A Hartford Courant story this week detailed one side to a brother and sister at Berlin High School who said they were bullied so much that they were forced to leave the school.
Berlin High School Principal Francis Kennedy said the story was surprising because the environment at Berlin High is nothing like that portrayed in the article.
"We do not and will not tolerate bullying," Kennedy said. "That conduct is inappropriate and will not be tolerated. Myself, Mrs. Gagnon and Mrs. Parlato are also parents. In these situations I can only put myself in a parent's seat. We have a zero tolerance to bullying or any mean behavior."
Kennedy explained how the school handles things if a claim of bullying or mean behavior is made.
"We investigate any claim, no matter what the circumstances," he said. "If there is a complaint, we investigate immediately and keep investigating if there is a stone to be unturned. We question the offended and also the person who is being accused. We try to gather witnesses and talk to them as well. We review the evidence and make the best decision possible with all the information we gather. From there we execute the appropriate follow-up which could include support or counseling for one or both of the people involved, some kind of punishment, which could be detention, suspensions or expulsions. Expulsion hearings are held at the Board of Education level and we give our input."
Kennedy said sometimes the follow-up with the complainants and parents is the most difficult step.
"We will follow-up with the complainant to make sure they are satisfied with the results of how we did things and what happened," he said. "We will then follow up with the parents but that can be problematic. We will never tell the parents exactly what punishment was handed out because the offending student has rights as well. We will tell them there were 'proper' punishments handed out but that does not always satisfy the parents. They want to know who the person is and what the exact punishment was. We can't be that forthcoming."
Kennedy said there are many programs to promote kindness and teacher take it upon themselves to take on the bullying issue.
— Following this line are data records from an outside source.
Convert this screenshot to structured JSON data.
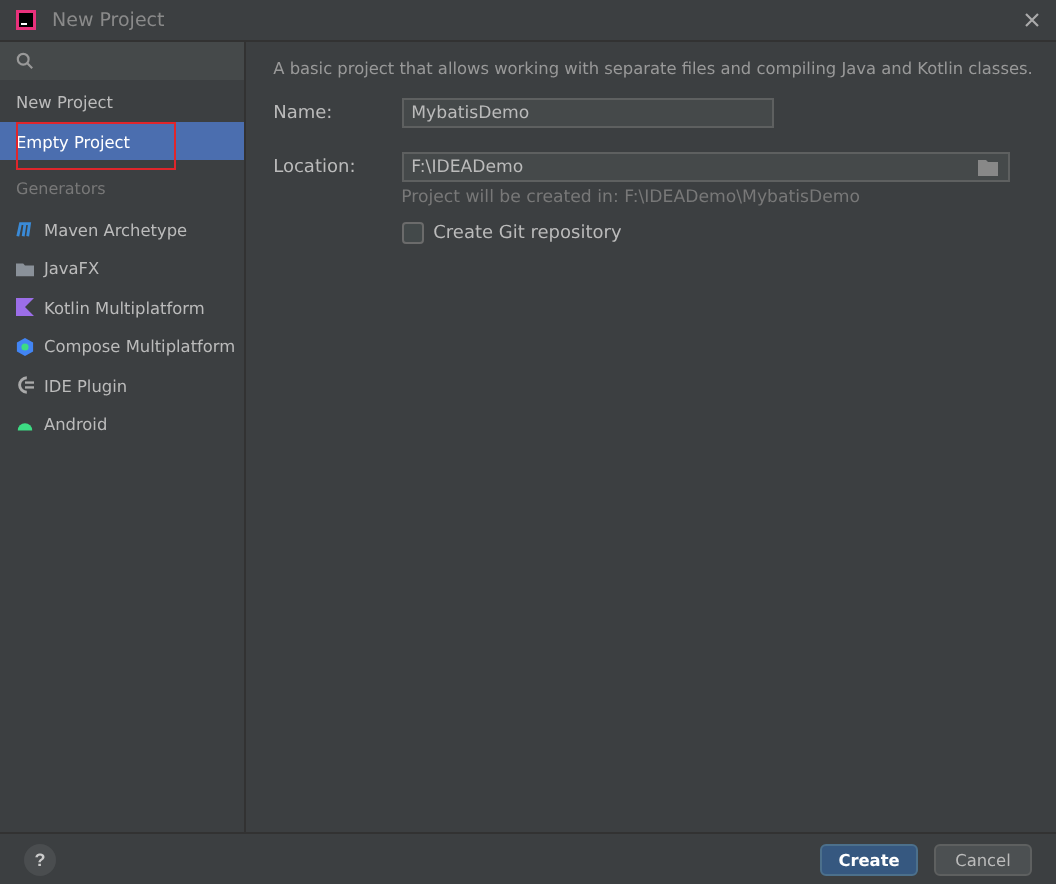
{
  "window": {
    "title": "New Project"
  },
  "sidebar": {
    "items": [
      {
        "label": "New Project",
        "selected": false,
        "highlighted": false
      },
      {
        "label": "Empty Project",
        "selected": true,
        "highlighted": true
      }
    ],
    "section_title": "Generators",
    "generators": [
      {
        "label": "Maven Archetype",
        "kind": "maven",
        "selected": false
      },
      {
        "label": "JavaFX",
        "kind": "folder",
        "selected": false
      },
      {
        "label": "Kotlin Multiplatform",
        "kind": "kotlin",
        "selected": false
      },
      {
        "label": "Compose Multiplatform",
        "kind": "compose",
        "selected": false
      },
      {
        "label": "IDE Plugin",
        "kind": "plugin",
        "selected": false
      },
      {
        "label": "Android",
        "kind": "android",
        "selected": false
      }
    ]
  },
  "form": {
    "description": "A basic project that allows working with separate files and compiling Java and Kotlin classes.",
    "name_label": "Name:",
    "name_value": "MybatisDemo",
    "location_label": "Location:",
    "location_value": "F:\\IDEADemo",
    "location_hint": "Project will be created in: F:\\IDEADemo\\MybatisDemo",
    "git_label": "Create Git repository",
    "git_checked": false
  },
  "footer": {
    "help": "?",
    "buttons": [
      {
        "label": "Create",
        "primary": true
      },
      {
        "label": "Cancel",
        "primary": false
      }
    ]
  }
}
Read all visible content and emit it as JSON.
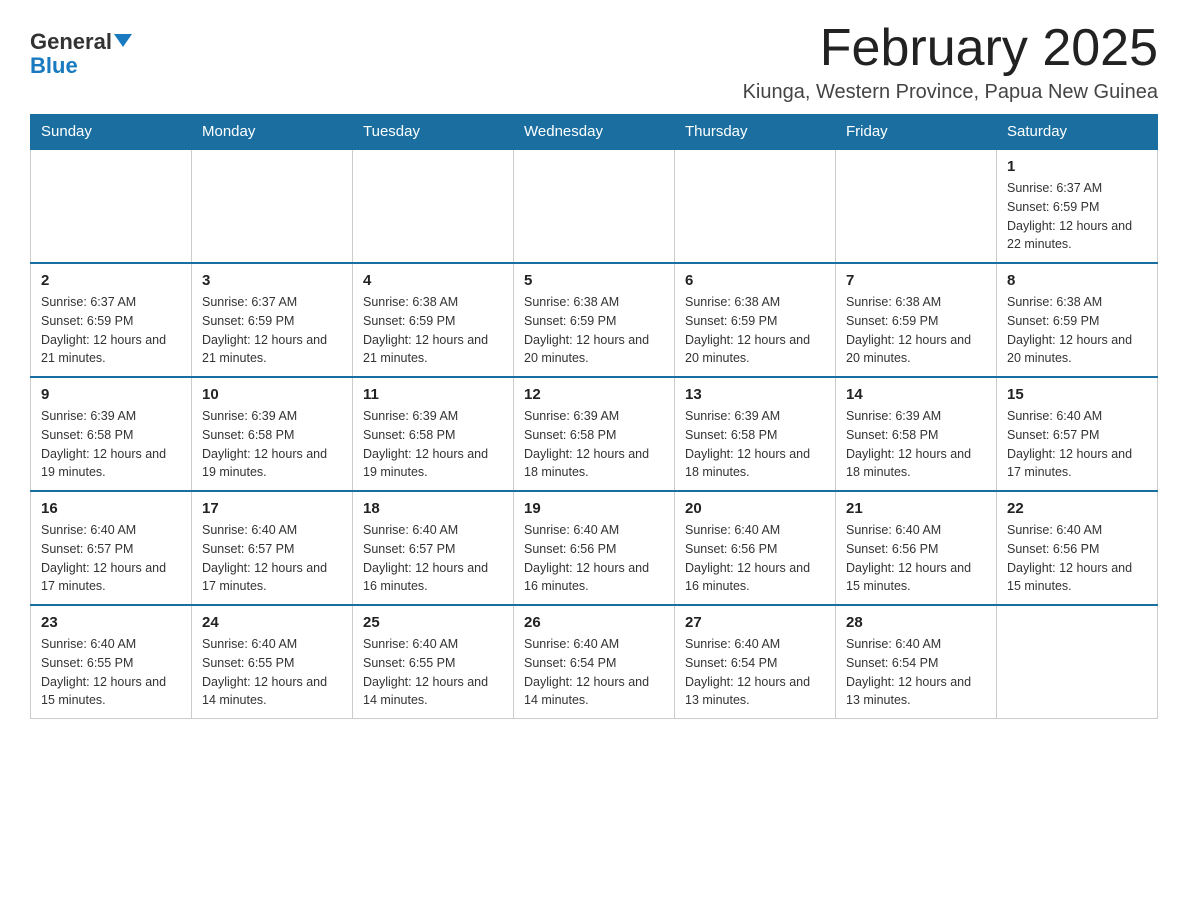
{
  "header": {
    "logo_general": "General",
    "logo_blue": "Blue",
    "month_title": "February 2025",
    "location": "Kiunga, Western Province, Papua New Guinea"
  },
  "days_of_week": [
    "Sunday",
    "Monday",
    "Tuesday",
    "Wednesday",
    "Thursday",
    "Friday",
    "Saturday"
  ],
  "weeks": [
    [
      {
        "day": "",
        "info": ""
      },
      {
        "day": "",
        "info": ""
      },
      {
        "day": "",
        "info": ""
      },
      {
        "day": "",
        "info": ""
      },
      {
        "day": "",
        "info": ""
      },
      {
        "day": "",
        "info": ""
      },
      {
        "day": "1",
        "info": "Sunrise: 6:37 AM\nSunset: 6:59 PM\nDaylight: 12 hours and 22 minutes."
      }
    ],
    [
      {
        "day": "2",
        "info": "Sunrise: 6:37 AM\nSunset: 6:59 PM\nDaylight: 12 hours and 21 minutes."
      },
      {
        "day": "3",
        "info": "Sunrise: 6:37 AM\nSunset: 6:59 PM\nDaylight: 12 hours and 21 minutes."
      },
      {
        "day": "4",
        "info": "Sunrise: 6:38 AM\nSunset: 6:59 PM\nDaylight: 12 hours and 21 minutes."
      },
      {
        "day": "5",
        "info": "Sunrise: 6:38 AM\nSunset: 6:59 PM\nDaylight: 12 hours and 20 minutes."
      },
      {
        "day": "6",
        "info": "Sunrise: 6:38 AM\nSunset: 6:59 PM\nDaylight: 12 hours and 20 minutes."
      },
      {
        "day": "7",
        "info": "Sunrise: 6:38 AM\nSunset: 6:59 PM\nDaylight: 12 hours and 20 minutes."
      },
      {
        "day": "8",
        "info": "Sunrise: 6:38 AM\nSunset: 6:59 PM\nDaylight: 12 hours and 20 minutes."
      }
    ],
    [
      {
        "day": "9",
        "info": "Sunrise: 6:39 AM\nSunset: 6:58 PM\nDaylight: 12 hours and 19 minutes."
      },
      {
        "day": "10",
        "info": "Sunrise: 6:39 AM\nSunset: 6:58 PM\nDaylight: 12 hours and 19 minutes."
      },
      {
        "day": "11",
        "info": "Sunrise: 6:39 AM\nSunset: 6:58 PM\nDaylight: 12 hours and 19 minutes."
      },
      {
        "day": "12",
        "info": "Sunrise: 6:39 AM\nSunset: 6:58 PM\nDaylight: 12 hours and 18 minutes."
      },
      {
        "day": "13",
        "info": "Sunrise: 6:39 AM\nSunset: 6:58 PM\nDaylight: 12 hours and 18 minutes."
      },
      {
        "day": "14",
        "info": "Sunrise: 6:39 AM\nSunset: 6:58 PM\nDaylight: 12 hours and 18 minutes."
      },
      {
        "day": "15",
        "info": "Sunrise: 6:40 AM\nSunset: 6:57 PM\nDaylight: 12 hours and 17 minutes."
      }
    ],
    [
      {
        "day": "16",
        "info": "Sunrise: 6:40 AM\nSunset: 6:57 PM\nDaylight: 12 hours and 17 minutes."
      },
      {
        "day": "17",
        "info": "Sunrise: 6:40 AM\nSunset: 6:57 PM\nDaylight: 12 hours and 17 minutes."
      },
      {
        "day": "18",
        "info": "Sunrise: 6:40 AM\nSunset: 6:57 PM\nDaylight: 12 hours and 16 minutes."
      },
      {
        "day": "19",
        "info": "Sunrise: 6:40 AM\nSunset: 6:56 PM\nDaylight: 12 hours and 16 minutes."
      },
      {
        "day": "20",
        "info": "Sunrise: 6:40 AM\nSunset: 6:56 PM\nDaylight: 12 hours and 16 minutes."
      },
      {
        "day": "21",
        "info": "Sunrise: 6:40 AM\nSunset: 6:56 PM\nDaylight: 12 hours and 15 minutes."
      },
      {
        "day": "22",
        "info": "Sunrise: 6:40 AM\nSunset: 6:56 PM\nDaylight: 12 hours and 15 minutes."
      }
    ],
    [
      {
        "day": "23",
        "info": "Sunrise: 6:40 AM\nSunset: 6:55 PM\nDaylight: 12 hours and 15 minutes."
      },
      {
        "day": "24",
        "info": "Sunrise: 6:40 AM\nSunset: 6:55 PM\nDaylight: 12 hours and 14 minutes."
      },
      {
        "day": "25",
        "info": "Sunrise: 6:40 AM\nSunset: 6:55 PM\nDaylight: 12 hours and 14 minutes."
      },
      {
        "day": "26",
        "info": "Sunrise: 6:40 AM\nSunset: 6:54 PM\nDaylight: 12 hours and 14 minutes."
      },
      {
        "day": "27",
        "info": "Sunrise: 6:40 AM\nSunset: 6:54 PM\nDaylight: 12 hours and 13 minutes."
      },
      {
        "day": "28",
        "info": "Sunrise: 6:40 AM\nSunset: 6:54 PM\nDaylight: 12 hours and 13 minutes."
      },
      {
        "day": "",
        "info": ""
      }
    ]
  ]
}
"The UpBeat program does a lot of work and its programs really deal with kids who like to have fun at somebody else's expense," Kennedy said. "With the new statute on bullying, we have to have a safe climate plan and we are following that process in all of the schools in town. We have peer leaders and training for teachers and counselors. Guidance counselors are now considered school counselors and while they can help kids with their class choice and college choice, they can also help and are trained to help with mental health issues as well."
One of the parts of the Courant article that drew a lot of comments on both their site and the Berlin Patch site was when Kennedy talked about using a contract with people who were not getting along. Kennedy talked in more detail why he used the contracts and the advantage of using them.
"In some instances, we have entered into agreements with parents when there was no innocent bystanders involved," Kennedy said. "The contracts kept the people who were not getting along away from each other just as a way to stay away from possible conflicts. With a written version, it spells out the expectations and what I think is helpful is that it lets everyone know what we hope to happen.
"It is used to give each other a wide berth instead of one purposely walking by another one where a conflict could occur. Like I said, this is a mutual problem between two students. This would not work if one person was a consistent problem to another and we would never wan to penalize a student for reporting an incident of mean behavior. Also, nobody is forced to enter these agreements if they do not want to."
Some of the comments on both sites also talked about a dislike for students from outside of Berlin. The town school system participates in Project Choice where students from inner city towns have a chance to go to school in suburban towns. Kennedy said the program is one of the best the town offers.
"It is an excellent program," Kennedy said. "We graduated a student last year who came to Berlin in second grade and stayed in the school system until graduation. Every school in town has students from other tons. We have 15 at the high school and it is excellent for BHS and all of the students. A great sign that this is a good program for Berlin is that of the 15 we have, not one of them has gone back to their hometown school system.
"Why is it valuable to us? It's very simple. Our differences are what makes us great. Any time we can offer a more diverse student population to Berlin High School students I think it makes us a stronger school system."